Navigating Pathways to Automated Personality Prediction
This repository accompanies the paper: Navigating Pathways to Automated Personality Prediction: A Comparative Study of Small and Medium Language Models (Frontiers in Big Data, 2024).
🚀 Overview
The project explores the efficiency of small and medium-sized NLP models in predicting Big Five personality traits from textual data. It emphasizes computational trade-offs, accuracy, and sustainable AI practices in marketing and consumer analytics.
🔍 Methodology
Data Preprocessing: Cleaning and tokenizing text samples for input.
Models Used:
RoBERTa (medium) ALBERT (small, efficient)

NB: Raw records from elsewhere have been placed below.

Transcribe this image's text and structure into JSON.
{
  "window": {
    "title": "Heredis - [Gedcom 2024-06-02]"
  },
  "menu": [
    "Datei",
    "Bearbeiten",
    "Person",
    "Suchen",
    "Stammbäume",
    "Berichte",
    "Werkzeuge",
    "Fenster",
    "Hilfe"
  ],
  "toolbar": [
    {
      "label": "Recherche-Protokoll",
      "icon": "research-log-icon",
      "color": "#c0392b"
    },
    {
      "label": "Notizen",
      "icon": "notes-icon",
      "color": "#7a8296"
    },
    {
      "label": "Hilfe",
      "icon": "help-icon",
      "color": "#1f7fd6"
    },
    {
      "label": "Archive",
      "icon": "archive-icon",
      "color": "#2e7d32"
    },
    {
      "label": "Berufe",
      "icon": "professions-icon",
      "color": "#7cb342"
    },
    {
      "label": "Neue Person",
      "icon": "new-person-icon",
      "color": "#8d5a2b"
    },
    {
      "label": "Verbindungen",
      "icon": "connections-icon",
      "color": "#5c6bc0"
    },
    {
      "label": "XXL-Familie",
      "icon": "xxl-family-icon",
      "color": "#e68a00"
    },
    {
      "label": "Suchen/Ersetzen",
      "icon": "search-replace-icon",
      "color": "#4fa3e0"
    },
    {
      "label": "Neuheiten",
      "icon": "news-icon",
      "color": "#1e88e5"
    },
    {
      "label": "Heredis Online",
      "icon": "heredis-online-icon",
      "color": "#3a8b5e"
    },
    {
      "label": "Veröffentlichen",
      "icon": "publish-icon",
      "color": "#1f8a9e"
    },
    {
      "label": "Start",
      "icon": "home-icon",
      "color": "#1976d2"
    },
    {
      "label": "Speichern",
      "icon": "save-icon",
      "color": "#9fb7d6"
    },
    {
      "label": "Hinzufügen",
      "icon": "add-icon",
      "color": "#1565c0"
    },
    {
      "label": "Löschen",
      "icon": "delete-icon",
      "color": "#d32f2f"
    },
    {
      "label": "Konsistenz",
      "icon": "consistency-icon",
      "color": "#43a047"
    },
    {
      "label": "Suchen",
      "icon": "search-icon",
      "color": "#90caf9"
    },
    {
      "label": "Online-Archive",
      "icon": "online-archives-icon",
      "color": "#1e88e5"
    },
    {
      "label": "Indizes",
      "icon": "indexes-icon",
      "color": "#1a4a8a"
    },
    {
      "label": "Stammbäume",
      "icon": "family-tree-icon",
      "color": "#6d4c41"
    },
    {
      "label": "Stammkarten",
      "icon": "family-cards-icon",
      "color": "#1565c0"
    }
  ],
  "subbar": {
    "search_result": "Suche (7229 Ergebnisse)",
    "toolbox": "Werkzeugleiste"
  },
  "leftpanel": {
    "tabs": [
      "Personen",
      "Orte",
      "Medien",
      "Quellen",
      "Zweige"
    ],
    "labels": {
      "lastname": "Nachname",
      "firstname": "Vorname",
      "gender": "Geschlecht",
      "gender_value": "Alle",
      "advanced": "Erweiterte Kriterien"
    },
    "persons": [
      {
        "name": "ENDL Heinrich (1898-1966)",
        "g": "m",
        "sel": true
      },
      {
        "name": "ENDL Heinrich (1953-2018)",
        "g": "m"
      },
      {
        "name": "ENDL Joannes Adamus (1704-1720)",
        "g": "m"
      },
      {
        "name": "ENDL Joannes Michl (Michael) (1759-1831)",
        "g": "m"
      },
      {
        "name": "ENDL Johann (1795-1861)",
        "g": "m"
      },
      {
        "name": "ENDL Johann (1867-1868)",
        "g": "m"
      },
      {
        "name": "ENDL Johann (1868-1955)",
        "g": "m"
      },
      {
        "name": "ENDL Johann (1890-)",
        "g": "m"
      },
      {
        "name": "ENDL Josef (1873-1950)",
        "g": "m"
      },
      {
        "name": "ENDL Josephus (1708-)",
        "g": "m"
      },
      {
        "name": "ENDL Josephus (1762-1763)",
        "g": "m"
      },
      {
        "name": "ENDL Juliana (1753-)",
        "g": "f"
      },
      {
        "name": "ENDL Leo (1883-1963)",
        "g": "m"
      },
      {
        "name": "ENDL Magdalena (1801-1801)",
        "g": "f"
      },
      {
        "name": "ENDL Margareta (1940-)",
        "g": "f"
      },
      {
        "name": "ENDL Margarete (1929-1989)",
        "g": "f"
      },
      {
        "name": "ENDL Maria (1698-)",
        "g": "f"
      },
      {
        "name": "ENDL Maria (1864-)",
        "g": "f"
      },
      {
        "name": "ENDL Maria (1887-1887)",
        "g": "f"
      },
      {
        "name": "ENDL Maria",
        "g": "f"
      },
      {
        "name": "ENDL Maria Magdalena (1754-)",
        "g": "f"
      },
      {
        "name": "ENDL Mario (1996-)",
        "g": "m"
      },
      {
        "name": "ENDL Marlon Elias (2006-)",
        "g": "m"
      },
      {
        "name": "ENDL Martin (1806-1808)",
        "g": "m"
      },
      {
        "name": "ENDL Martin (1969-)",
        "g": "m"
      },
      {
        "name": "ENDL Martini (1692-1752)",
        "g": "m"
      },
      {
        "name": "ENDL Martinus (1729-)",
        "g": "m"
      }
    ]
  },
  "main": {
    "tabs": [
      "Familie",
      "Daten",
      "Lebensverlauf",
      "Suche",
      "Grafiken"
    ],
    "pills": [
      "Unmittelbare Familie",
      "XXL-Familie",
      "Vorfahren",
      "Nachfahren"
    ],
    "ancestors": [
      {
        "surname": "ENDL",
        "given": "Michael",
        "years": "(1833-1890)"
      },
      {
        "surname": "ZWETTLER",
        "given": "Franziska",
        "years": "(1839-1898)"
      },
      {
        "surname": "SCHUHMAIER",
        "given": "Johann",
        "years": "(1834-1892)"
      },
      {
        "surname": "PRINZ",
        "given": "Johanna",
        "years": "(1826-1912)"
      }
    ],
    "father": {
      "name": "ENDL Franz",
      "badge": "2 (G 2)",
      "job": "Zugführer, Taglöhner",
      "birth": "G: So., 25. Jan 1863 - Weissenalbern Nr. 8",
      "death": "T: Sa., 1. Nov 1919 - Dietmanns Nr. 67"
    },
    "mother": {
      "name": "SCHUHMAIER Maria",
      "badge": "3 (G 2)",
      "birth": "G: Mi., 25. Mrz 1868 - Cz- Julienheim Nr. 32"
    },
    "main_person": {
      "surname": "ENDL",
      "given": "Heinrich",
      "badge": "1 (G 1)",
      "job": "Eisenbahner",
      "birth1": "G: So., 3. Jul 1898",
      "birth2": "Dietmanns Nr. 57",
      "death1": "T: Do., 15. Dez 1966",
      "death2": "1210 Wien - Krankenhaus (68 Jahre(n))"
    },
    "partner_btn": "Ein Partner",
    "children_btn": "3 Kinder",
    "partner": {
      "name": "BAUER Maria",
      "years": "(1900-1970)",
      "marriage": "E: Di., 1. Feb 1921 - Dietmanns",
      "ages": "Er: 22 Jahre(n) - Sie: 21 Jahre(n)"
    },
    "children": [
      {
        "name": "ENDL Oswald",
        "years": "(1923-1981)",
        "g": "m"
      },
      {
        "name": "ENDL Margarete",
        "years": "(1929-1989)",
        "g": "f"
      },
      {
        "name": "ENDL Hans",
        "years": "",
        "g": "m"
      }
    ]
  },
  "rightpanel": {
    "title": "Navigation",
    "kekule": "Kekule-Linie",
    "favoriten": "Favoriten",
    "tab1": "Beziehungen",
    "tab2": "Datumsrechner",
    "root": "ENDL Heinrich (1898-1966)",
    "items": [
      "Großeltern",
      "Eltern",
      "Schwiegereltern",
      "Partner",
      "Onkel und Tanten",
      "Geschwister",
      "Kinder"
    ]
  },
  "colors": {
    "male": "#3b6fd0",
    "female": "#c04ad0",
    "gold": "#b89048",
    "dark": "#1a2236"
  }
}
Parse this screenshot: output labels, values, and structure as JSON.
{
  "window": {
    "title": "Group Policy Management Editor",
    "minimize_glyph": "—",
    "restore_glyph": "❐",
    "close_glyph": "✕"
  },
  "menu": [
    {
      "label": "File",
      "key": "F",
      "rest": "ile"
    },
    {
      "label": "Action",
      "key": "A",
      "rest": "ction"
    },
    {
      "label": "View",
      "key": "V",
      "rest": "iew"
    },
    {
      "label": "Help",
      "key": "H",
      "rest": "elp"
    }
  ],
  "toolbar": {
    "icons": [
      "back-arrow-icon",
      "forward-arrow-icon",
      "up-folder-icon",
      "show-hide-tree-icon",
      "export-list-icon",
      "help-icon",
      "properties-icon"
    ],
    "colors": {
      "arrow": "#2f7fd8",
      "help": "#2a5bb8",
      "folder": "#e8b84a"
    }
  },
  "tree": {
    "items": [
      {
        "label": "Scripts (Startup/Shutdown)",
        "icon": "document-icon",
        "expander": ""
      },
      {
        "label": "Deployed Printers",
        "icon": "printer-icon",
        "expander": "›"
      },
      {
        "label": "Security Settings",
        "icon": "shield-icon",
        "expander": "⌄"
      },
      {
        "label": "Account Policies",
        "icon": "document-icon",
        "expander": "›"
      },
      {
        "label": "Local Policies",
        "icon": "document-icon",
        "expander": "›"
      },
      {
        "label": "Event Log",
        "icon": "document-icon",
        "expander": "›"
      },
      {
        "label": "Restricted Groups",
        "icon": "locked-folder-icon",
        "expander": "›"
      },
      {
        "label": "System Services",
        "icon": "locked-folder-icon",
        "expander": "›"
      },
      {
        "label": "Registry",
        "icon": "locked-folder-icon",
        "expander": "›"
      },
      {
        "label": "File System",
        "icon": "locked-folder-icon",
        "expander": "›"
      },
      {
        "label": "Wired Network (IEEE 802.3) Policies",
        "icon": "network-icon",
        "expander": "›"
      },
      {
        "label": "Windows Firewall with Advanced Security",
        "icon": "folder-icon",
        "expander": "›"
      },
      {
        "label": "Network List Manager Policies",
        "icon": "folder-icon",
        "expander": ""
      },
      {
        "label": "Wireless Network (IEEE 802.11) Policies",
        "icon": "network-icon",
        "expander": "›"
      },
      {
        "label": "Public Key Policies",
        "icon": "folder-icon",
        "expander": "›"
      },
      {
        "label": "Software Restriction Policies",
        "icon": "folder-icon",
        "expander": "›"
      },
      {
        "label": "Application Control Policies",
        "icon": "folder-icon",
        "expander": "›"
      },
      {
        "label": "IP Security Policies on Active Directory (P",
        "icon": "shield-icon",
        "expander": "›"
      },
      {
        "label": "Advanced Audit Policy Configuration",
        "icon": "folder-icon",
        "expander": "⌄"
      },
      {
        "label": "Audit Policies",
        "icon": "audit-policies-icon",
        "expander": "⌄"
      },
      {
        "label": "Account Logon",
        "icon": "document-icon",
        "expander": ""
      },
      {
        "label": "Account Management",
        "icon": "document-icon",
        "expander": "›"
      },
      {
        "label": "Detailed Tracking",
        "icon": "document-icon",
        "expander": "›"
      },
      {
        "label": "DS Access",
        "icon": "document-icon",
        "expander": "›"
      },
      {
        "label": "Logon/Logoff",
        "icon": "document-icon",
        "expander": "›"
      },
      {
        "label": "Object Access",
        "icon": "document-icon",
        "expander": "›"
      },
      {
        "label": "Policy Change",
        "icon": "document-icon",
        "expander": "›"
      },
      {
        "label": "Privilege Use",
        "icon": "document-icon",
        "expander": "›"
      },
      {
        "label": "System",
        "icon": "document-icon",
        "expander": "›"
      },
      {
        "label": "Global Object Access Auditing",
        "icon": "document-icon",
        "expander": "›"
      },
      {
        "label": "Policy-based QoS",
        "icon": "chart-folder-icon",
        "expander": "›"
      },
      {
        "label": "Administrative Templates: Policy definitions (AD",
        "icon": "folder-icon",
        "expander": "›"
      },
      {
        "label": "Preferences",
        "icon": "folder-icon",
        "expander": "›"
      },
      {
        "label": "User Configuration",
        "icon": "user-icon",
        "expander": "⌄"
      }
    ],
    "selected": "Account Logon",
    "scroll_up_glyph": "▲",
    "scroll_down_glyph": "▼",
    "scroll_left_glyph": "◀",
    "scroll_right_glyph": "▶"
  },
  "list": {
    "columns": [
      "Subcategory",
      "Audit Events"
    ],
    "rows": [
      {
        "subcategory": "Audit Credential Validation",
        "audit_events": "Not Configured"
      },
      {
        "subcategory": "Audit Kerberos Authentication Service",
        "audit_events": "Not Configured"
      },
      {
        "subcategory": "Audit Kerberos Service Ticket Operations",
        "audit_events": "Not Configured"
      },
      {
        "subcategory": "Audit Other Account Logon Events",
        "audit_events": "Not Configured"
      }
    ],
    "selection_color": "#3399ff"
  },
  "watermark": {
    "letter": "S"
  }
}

Training: Fine-tuned Hugging Face Transformer models with PyTorch. Evaluation Metrics: RMSE, MSE, Loss, computational cost (time & memory).
Comparative Analysis: Benchmarked performance vs. resource consumption to assess sustainable AI choices.
📊 Results
Medium models (e.g., RoBERTa) achieved slightly higher accuracy but required significantly more resources. Smaller models (e.g., ALBERT, DistilBERT) offered competitive accuracy with lower computational costs, making them viable for scalable business applications.
📦 Tech Stack
Python Hugging Face Transformers PyTorch Scikit-learn Pandas & NumPy
🌍 Applications
Marketing & Consumer Research Automated Personality Prediction Scalable AI Deployment
📜 Citation
If you use this work, please cite: Habib, F. (2024). Navigating Pathways to Automated Personality Prediction: A Comparative Study of Small and Medium Language Models. Frontiers in Big Data.